Mais les metteurs en scène puisent surtout chez les auteurs modernes, tels Lorca, pour Jacques Nichet (la Savetière prodigieuse), ou François Billetdoux, pour Lucian Pintillé (Il faut passer par les nuages) au Théâtre de la Ville. Parmi les classiques, ont été remarqués le Cid, situé par Gérard Desarthe dans une Vienne austro-hongroise, et l'École des femmes monté par Marcel Maréchal à Marseille.

Les plus grands serviteurs du théâtre sont toujours les acteurs : François Périer fêtait ses 50 ans de métier avec Mort d'un commis voyageur d'Arthur Miller, mis en scène par Marcel Bluwal, et Jacques Dufilho faisait, avec Georges Wilson, le succès de Je ne suis pas Rappaport, au Théâtre de l'Œuvre. Michel Piccoli s'est prêté au romanesque du Conte d'hiver, et, en Avignon, Gérard Desarthe fut « Hamlet » ; tandis que Laurent Terzieff était fêté lors de la remise des « Molière » pour Ce que voit Fox de James Saunders.

Françoise Devillers

Musique

À vie politique agitée, vie musicale secouée. Les élections à répétition et la crise budgétaire ont non seulement animé le paysage institutionnel musical d'un véritable ballet de responsables dont les déplacements devenaient difficiles à suivre, mais ont fait également planer quelques menaces sur de vénérables établissements.

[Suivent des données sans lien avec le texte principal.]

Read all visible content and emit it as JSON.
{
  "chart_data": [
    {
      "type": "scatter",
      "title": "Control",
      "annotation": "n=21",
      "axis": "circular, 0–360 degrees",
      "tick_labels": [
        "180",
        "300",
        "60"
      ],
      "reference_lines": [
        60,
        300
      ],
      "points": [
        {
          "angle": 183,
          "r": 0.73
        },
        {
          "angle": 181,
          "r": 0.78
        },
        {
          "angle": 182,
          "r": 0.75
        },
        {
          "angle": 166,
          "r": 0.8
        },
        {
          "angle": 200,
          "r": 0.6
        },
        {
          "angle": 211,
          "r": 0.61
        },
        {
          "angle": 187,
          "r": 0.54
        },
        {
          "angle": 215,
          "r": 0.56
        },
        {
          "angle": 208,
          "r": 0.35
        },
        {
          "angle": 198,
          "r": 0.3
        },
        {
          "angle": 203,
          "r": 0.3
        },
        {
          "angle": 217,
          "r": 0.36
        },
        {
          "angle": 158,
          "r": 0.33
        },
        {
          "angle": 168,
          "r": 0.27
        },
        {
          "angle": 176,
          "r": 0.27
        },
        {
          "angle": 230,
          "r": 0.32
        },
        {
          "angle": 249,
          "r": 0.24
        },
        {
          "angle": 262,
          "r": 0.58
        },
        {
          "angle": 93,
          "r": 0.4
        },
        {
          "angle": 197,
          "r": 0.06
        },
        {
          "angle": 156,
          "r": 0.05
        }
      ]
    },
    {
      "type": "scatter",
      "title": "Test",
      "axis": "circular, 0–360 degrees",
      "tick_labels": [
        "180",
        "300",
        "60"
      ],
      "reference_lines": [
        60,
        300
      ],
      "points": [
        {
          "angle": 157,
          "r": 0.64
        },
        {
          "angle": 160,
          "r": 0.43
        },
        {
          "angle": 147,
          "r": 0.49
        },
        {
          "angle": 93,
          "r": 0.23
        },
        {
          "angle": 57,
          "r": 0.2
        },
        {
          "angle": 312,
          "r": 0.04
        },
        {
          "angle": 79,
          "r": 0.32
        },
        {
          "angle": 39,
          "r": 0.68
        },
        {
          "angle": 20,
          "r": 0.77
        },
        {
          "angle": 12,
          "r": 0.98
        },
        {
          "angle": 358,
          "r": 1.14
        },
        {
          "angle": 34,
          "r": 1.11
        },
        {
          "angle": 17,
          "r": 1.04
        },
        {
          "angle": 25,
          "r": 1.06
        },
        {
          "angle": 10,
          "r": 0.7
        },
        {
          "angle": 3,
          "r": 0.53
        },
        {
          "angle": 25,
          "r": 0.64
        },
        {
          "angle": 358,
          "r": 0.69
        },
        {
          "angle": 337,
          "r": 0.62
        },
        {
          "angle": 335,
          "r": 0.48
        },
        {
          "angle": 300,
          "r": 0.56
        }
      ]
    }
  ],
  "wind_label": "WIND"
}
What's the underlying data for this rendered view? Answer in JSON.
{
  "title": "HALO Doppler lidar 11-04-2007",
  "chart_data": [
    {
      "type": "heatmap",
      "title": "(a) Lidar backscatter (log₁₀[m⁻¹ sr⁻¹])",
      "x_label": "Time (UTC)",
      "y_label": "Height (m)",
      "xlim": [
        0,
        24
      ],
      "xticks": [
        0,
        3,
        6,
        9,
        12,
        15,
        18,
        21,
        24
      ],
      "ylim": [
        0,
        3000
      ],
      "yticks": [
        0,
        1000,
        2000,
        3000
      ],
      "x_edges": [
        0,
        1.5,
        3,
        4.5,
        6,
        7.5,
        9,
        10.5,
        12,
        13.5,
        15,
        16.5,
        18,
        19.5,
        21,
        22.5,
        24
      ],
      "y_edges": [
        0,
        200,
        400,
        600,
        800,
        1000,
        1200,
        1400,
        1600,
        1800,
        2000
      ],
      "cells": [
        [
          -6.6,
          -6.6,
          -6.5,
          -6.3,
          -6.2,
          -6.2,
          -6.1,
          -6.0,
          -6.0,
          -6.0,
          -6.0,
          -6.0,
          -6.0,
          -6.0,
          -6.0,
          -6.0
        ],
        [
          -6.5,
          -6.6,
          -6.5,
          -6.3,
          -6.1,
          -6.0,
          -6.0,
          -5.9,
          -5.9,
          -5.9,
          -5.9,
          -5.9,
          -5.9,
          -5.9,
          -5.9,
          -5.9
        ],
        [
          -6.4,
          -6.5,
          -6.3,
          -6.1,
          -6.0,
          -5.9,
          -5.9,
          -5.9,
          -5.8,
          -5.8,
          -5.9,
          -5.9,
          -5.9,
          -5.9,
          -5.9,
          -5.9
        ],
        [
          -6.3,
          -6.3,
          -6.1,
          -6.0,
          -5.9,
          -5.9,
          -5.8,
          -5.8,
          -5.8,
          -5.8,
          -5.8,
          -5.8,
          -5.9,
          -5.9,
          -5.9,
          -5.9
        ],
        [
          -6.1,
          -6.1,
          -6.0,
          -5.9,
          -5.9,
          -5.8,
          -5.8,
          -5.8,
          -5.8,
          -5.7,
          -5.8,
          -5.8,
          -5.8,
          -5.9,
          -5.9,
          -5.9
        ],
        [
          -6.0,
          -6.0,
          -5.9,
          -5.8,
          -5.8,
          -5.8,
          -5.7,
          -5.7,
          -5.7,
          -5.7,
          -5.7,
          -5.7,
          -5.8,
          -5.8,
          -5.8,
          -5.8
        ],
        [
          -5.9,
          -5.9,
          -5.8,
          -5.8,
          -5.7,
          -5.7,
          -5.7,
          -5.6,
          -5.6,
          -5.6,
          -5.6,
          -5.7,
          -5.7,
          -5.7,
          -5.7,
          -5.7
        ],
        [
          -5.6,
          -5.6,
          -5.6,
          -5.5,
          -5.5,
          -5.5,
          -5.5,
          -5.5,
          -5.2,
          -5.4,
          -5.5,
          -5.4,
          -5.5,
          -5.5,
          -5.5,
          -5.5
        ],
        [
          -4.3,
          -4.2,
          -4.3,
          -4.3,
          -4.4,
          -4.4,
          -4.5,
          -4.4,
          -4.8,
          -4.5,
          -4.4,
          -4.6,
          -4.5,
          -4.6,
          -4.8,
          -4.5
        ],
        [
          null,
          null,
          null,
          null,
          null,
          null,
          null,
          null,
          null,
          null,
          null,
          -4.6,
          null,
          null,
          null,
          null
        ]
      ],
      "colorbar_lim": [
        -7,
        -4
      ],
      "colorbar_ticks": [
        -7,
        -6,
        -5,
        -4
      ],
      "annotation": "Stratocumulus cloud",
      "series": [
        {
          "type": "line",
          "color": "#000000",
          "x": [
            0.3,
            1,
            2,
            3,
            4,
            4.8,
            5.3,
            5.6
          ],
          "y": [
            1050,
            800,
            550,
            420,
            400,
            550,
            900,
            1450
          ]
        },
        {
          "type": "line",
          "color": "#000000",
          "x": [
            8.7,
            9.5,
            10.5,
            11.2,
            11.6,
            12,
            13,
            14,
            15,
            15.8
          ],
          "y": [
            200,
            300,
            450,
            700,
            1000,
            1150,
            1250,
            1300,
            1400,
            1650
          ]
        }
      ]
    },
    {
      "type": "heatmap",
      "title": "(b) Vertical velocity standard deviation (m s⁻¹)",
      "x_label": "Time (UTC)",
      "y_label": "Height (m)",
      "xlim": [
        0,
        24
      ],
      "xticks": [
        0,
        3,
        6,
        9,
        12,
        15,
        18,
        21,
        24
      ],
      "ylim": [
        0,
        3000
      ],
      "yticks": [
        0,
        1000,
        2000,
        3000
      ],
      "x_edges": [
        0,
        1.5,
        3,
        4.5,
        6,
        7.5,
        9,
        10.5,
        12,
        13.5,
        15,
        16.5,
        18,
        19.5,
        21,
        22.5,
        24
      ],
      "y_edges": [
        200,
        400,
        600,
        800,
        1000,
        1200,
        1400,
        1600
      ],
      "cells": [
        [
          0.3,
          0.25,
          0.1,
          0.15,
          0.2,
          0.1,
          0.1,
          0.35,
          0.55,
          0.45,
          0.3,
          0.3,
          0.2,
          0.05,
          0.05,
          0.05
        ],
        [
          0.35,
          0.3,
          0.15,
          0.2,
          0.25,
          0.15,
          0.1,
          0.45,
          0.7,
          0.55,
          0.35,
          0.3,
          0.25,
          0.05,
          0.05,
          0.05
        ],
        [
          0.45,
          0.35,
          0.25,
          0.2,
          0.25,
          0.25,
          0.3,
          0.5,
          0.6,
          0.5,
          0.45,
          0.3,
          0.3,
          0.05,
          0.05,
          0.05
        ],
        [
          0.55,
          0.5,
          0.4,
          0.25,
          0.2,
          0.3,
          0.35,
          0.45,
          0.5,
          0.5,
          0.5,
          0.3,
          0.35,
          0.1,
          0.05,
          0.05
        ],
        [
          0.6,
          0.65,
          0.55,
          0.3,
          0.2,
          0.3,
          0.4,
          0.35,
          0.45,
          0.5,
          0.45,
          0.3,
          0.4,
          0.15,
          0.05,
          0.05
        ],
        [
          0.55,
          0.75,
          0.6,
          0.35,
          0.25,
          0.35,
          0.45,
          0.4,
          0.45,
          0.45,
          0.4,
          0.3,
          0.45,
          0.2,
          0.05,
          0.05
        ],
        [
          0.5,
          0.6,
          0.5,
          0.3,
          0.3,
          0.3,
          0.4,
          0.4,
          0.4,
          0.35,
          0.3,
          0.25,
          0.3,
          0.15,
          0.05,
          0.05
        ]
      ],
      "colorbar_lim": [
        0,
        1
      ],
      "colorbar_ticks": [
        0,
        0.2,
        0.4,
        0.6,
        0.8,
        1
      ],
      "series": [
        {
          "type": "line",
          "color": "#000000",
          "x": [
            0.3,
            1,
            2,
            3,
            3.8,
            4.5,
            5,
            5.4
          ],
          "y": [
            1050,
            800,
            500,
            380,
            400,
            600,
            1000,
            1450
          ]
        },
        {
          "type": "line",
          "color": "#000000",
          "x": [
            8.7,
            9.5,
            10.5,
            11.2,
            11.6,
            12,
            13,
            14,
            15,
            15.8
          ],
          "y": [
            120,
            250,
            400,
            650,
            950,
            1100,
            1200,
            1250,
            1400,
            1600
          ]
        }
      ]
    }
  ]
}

En effet, la poursuite de la politique des grands travaux crée de tels gouffres financiers que ces derniers, ajoutés à la cherté des spectacles en général, ont fini par entraîner la remise en cause de l'existence de la Salle Favart, ainsi que celle de la véritable vocation du Palais Garnier. De nouveaux statuts juridiques, administratifs et financiers les ont sauvés, reconduisant l'une dans le rôle qui a toujours été le sien et vouant l'autre à la danse ; tous les deux ont été placés sous la direction de Pierre Bergé.

En revanche, jamais répertoire ne fut aussi varié. La septième Fête de la musique a vu l'entrée en masse de musiques extra-européennes, grâce à la Maison des cultures du monde, tandis que les programmations officielles accueillaient force découvertes, résurrections et exhumations : Katia Kabanova et De la maison des morts de Leos Janacek ; Adélaïde de Bourgogne de Rossini et la Naissance de l aurore d'Albinoni (révélés durant le premier festival de Paris). Malgré un cycle Weber au TMP et un show Beethoven proposé à Bercy par Lorin Maazel, les deux points forts de l'année restent l'art lyrique et la musique du xxe siècle. En attestent la présence d'Olivier Messiaen (dont on célèbre le 80e anniversaire) au Festival estival, celle de Pierre Boulez, pour la première fois en Avignon, et, enfin, celle de K. H. Stockhausen au festival d'Automne, où il dirigeait la création française de Montag aus Licht. Le Palais Garnier a assuré le succès de la Célestine de M. Ohana, et Montpellier celui de Noces de sang de C. Chaynes. Mais la France ne réhabilite-t-elle pas, par maintes manifestations, la création artistique des années 50 ? Un pont a été jeté.

Catherine Michaud-Pradeilles

Variétés

À défaut de soleil, le printemps n'a pas manqué de chaleur. L'habituel déferlement de la chanson anglo-saxonne s'est achevé en beauté avec l'arrivée aux beaux jours de quelques géants américains.

Tout a commencé avec Sting, présent à Paris dès le 4 juin. Suivirent : le « boss » Springsteen et son nouveau spectacle Tunnel of love ; le sorcier Michael Jackson, puis le « démon lover » Prince, inaugurant une tournée baptisée Lovesexy. Mais le plus marquant restait à vivre : le retour en force des Pink Floyd. Magie recomposée du rock planant, avec laser et fumigènes.

Ce premier clin d'œil à l'année 1968 fut suivi d'autres rappels, comme la venue de Joan Baez au palais des Congrès ou celle de Joe Coker au Zénith. Johnny Clegg, le leader blanc de la musique zoulou et, grâce à lui, une vague de sons et de rythmes africains, le raï, firent également courir quelque danger à la chanson française. Mais 1988 a marqué le début d'une riposte, fondée sur l'appel lancé aux valeurs sûres à l'occasion d'anniversaires (Chevalier, Piaf, Brel et Gainsbourg, qui a choisi le Printemps de Bourges) ; le recours aux talents confirmés des sixties (Clerc, Hardy, Berger) amorcé en 1987, de circonstance en 1988 ; la reconnaissance d'une relève (Jonasz, Guidoni, Renaud) et la propagation du hard-rock français (Garçons bouchers, Porte-mentaux).